United States District Court, S.D. New York
Mar 3, 2010
09 Civ. 4544 (SCR) (GAY) (S.D.N.Y. Mar. 3, 2010)

Summary

denying plaintiff's motion to strike but not determining sufficiency of defenses

Summary of this case from Penn-Star Ins. Co. v. FPM Realty LLC

Opinion

09 Civ. 4544 (SCR) (GAY).

March 3, 2010


ORDER ADOPTING REPORT AND RECOMMENDATION


Plaintiff Leonard W. Houston ("Houston" or "Plaintiff"), proceeding pro se, commenced this action against corporate defendants Manheim-New York, Manheim Services Corporation f/k/a Manheim's Newburgh Auto Auction, and Cox Enterprises, Inc. (collectively, the "Corporate Defendants") and individual defendants Gary Charlesworth and Scott Florio (collectively, the "Individual Defendants").

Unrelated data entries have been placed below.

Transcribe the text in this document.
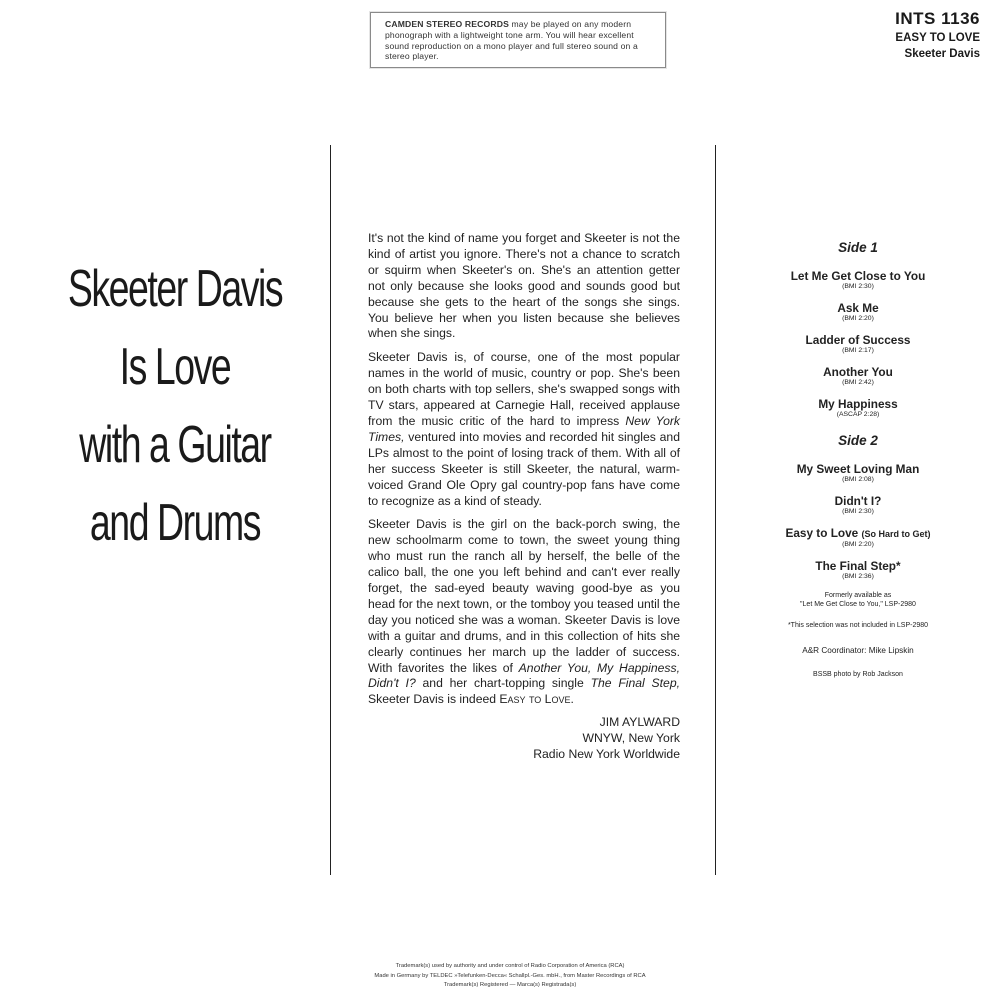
CAMDEN STEREO RECORDS may be played on any modern phonograph with a lightweight tone arm. You will hear excellent sound reproduction on a mono player and full stereo sound on a stereo player.
INTS 1136
EASY TO LOVE
Skeeter Davis
Skeeter Davis
Is Love
with a Guitar
and Drums

It's not the kind of name you forget and Skeeter is not the kind of artist you ignore. There's not a chance to scratch or squirm when Skeeter's on. She's an attention getter not only because she looks good and sounds good but because she gets to the heart of the songs she sings. You believe her when you listen because she believes when she sings.

Skeeter Davis is, of course, one of the most popular names in the world of music, country or pop. She's been on both charts with top sellers, she's swapped songs with TV stars, appeared at Carnegie Hall, received applause from the music critic of the hard to impress New York Times, ventured into movies and recorded hit singles and LPs almost to the point of losing track of them. With all of her success Skeeter is still Skeeter, the natural, warm-voiced Grand Ole Opry gal country-pop fans have come to recognize as a kind of steady.

Skeeter Davis is the girl on the back-porch swing, the new schoolmarm come to town, the sweet young thing who must run the ranch all by herself, the belle of the calico ball, the one you left behind and can't ever really forget, the sad-eyed beauty waving good-bye as you head for the next town, or the tomboy you teased until the day you noticed she was a woman. Skeeter Davis is love with a guitar and drums, and in this collection of hits she clearly continues her march up the ladder of success. With favorites the likes of Another You, My Happiness, Didn't I? and her chart-topping single The Final Step, Skeeter Davis is indeed Easy to Love.

JIM AYLWARD
WNYW, New York
Radio New York Worldwide
Side 1
Let Me Get Close to You
(BMI 2:30)
Ask Me
(BMI 2:20)
Ladder of Success
(BMI 2:17)
Another You
(BMI 2:42)
My Happiness
(ASCAP 2:28)
Side 2
My Sweet Loving Man
(BMI 2:08)
Didn't I?
(BMI 2:30)
Easy to Love (So Hard to Get)
(BMI 2:20)
The Final Step*
(BMI 2:36)
Formerly available as
"Let Me Get Close to You," LSP-2980
*This selection was not included in LSP-2980
A&R Coordinator: Mike Lipskin
BSSB photo by Rob Jackson
Trademark(s) used by authority and under control of Radio Corporation of America (RCA)
Made in Germany by TELDEC »Telefunken-Decca« Schallpl.-Ges. mbH., from Master Recordings of RCA
Trademark(s) Registered — Marca(s) Registrada(s)
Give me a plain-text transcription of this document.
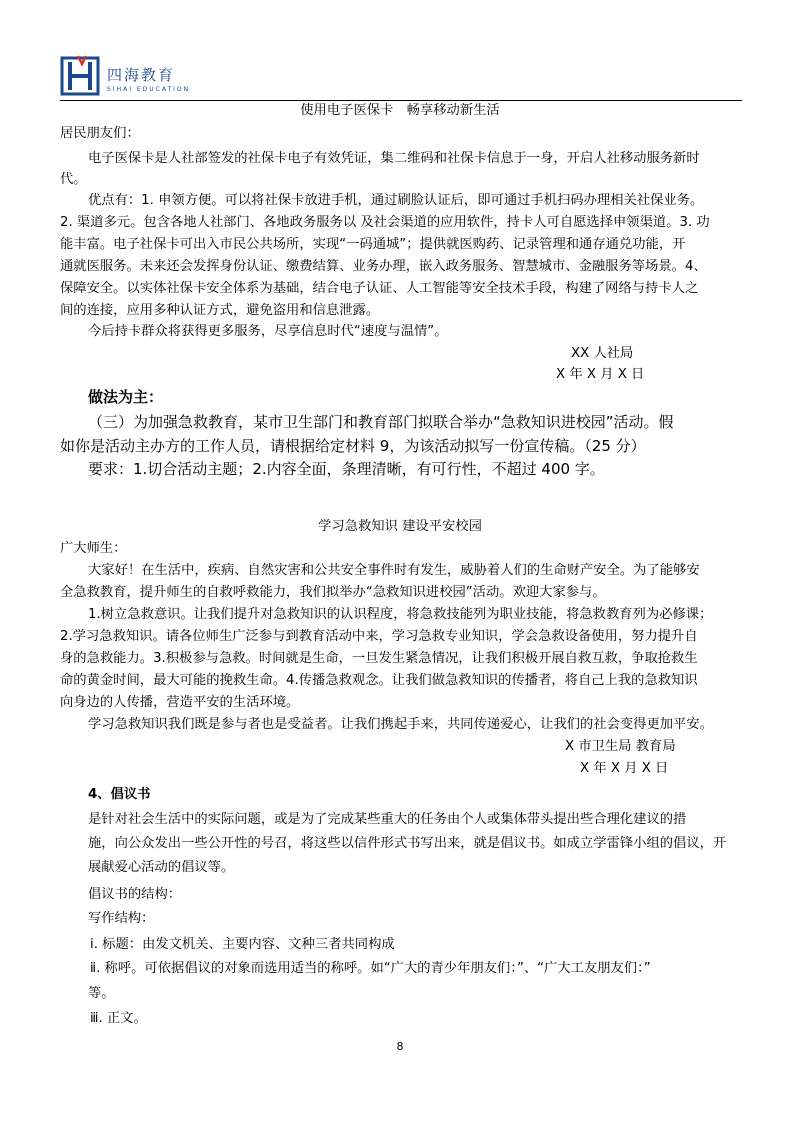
四海教育
SIHAI EDUCATION
使用电子医保卡　畅享移动新生活
居民朋友们：
电子医保卡是人社部签发的社保卡电子有效凭证，集二维码和社保卡信息于一身，开启人社移动服务新时
代。
优点有：1. 申领方便。可以将社保卡放进手机，通过刷脸认证后，即可通过手机扫码办理相关社保业务。
2. 渠道多元。包含各地人社部门、各地政务服务以 及社会渠道的应用软件，持卡人可自愿选择申领渠道。3. 功
能丰富。电子社保卡可出入市民公共场所，实现“一码通城”；提供就医购药、记录管理和通存通兑功能，开
通就医服务。未来还会发挥身份认证、缴费结算、业务办理，嵌入政务服务、智慧城市、金融服务等场景。4、
保障安全。以实体社保卡安全体系为基础，结合电子认证、人工智能等安全技术手段，构建了网络与持卡人之
间的连接，应用多种认证方式，避免盗用和信息泄露。
今后持卡群众将获得更多服务，尽享信息时代“速度与温情”。
XX 人社局
X 年 X 月 X 日
做法为主：
（三）为加强急救教育，某市卫生部门和教育部门拟联合举办“急救知识进校园”活动。假
如你是活动主办方的工作人员，请根据给定材料 9，为该活动拟写一份宣传稿。（25 分）
要求：1.切合活动主题；2.内容全面，条理清晰，有可行性，不超过 400 字。
学习急救知识 建设平安校园
广大师生：
大家好！在生活中，疾病、自然灾害和公共安全事件时有发生，威胁着人们的生命财产安全。为了能够安
全急救教育，提升师生的自救呼救能力，我们拟举办“急救知识进校园”活动。欢迎大家参与。
1.树立急救意识。让我们提升对急救知识的认识程度，将急救技能列为职业技能，将急救教育列为必修课；
2.学习急救知识。请各位师生广泛参与到教育活动中来，学习急救专业知识，学会急救设备使用，努力提升自
身的急救能力。3.积极参与急救。时间就是生命，一旦发生紧急情况，让我们积极开展自救互救，争取抢救生
命的黄金时间，最大可能的挽救生命。4.传播急救观念。让我们做急救知识的传播者，将自己上我的急救知识
向身边的人传播，营造平安的生活环境。
学习急救知识我们既是参与者也是受益者。让我们携起手来，共同传递爱心，让我们的社会变得更加平安。
X 市卫生局 教育局
X 年 X 月 X 日
4、倡议书
是针对社会生活中的实际问题，或是为了完成某些重大的任务由个人或集体带头提出些合理化建议的措
施，向公众发出一些公开性的号召，将这些以信件形式书写出来，就是倡议书。如成立学雷锋小组的倡议，开
展献爱心活动的倡议等。
倡议书的结构：
写作结构：
ⅰ. 标题：由发文机关、主要内容、文种三者共同构成
ⅱ. 称呼。可依据倡议的对象而选用适当的称呼。如“广大的青少年朋友们：”、“广大工友朋友们：”
等。
ⅲ. 正文。
8
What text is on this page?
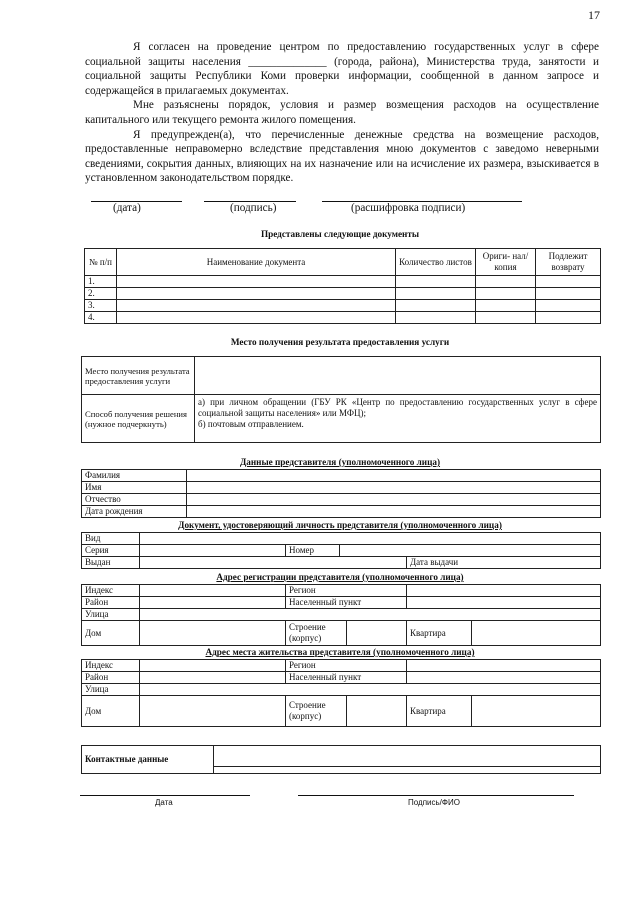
17

Я согласен на проведение центром по предоставлению государственных услуг в сфере социальной защиты населения ______________ (города, района), Министерства труда, занятости и социальной защиты Республики Коми проверки информации, сообщенной в данном запросе и содержащейся в прилагаемых документах.

Мне разъяснены порядок, условия и размер возмещения расходов на осуществление капитального или текущего ремонта жилого помещения.

Я предупрежден(а), что перечисленные денежные средства на возмещение расходов, предоставленные неправомерно вследствие представления мною документов с заведомо неверными сведениями, сокрытия данных, влияющих на их назначение или на исчисление их размера, взыскивается в установленном законодательством порядке.

(дата)	(подпись)	(расшифровка подписи)
Представлены следующие документы
№ п/п	Наименование документа	Количество листов	Ориги- нал/копия	Подлежит возврату
1.				
2.				
3.				
4.				
Место получения результата предоставления услуги
Место получения результата предоставления услуги	
Способ получения решения (нужное подчеркнуть)	а) при личном обращении (ГБУ РК «Центр по предоставлению государственных услуг в сфере социальной защиты населения» или МФЦ);
б) почтовым отправлением.
Данные представителя (уполномоченного лица)
Фамилия	
Имя	
Отчество	
Дата рождения	
Документ, удостоверяющий личность представителя (уполномоченного лица)
Вид				
Серия		Номер		
Выдан				Дата выдачи
Адрес регистрации представителя (уполномоченного лица)
Индекс		Регион	
Район		Населенный пункт	
Улица			
Дом		Строение (корпус)	Квартира
Адрес места жительства представителя (уполномоченного лица)
Индекс		Регион	
Район		Населенный пункт	
Улица			
Дом		Строение (корпус)	Квартира
Контактные данные	
Дата	Подпись/ФИО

Plaintiff asserts employment discrimination claims pursuant to Title VII of the Civil Rights Act of 1964 ("Title VII"), 42 U.S.C. §§ 2000e to 2000e-17, and the Age Discrimination in Employment Act ("ADEA"), 29 U.S.C. §§ 621-34. Plaintiff alleges that the defendants unlawfully discriminated against him when they denied him a promotion to arbitration manager because of his age, color, and race, as prohibited by Title VII and the ADEA. The Individual Defendants have filed motions to dismiss pursuant to Rule 12(b)(6) of the Federal Rules of Civil Procedure, and Plaintiff has filed a motion to strike certain of the Corporate Defendants' affirmative defenses pursuant to Rule 12(f) of the Federal Rules of Civil Procedure.

This matter was referred to United States Magistrate Judge George A. Yanthis, who issued a Report and Recommendation on January 22, 2010, recommending that the Individual Defendants' motions to dismiss be granted in full and that Plaintiff's motion to strike be denied in full.

The parties had the right to file written objections to the Report and Recommendation within fourteen days from January 22, 2010. 28 U.S.C. § 636(b)(1)(C), Fed.R.Civ.P. 72(b). Plaintiff filed timely objections to the Report and Recommendation on January 29, 2010.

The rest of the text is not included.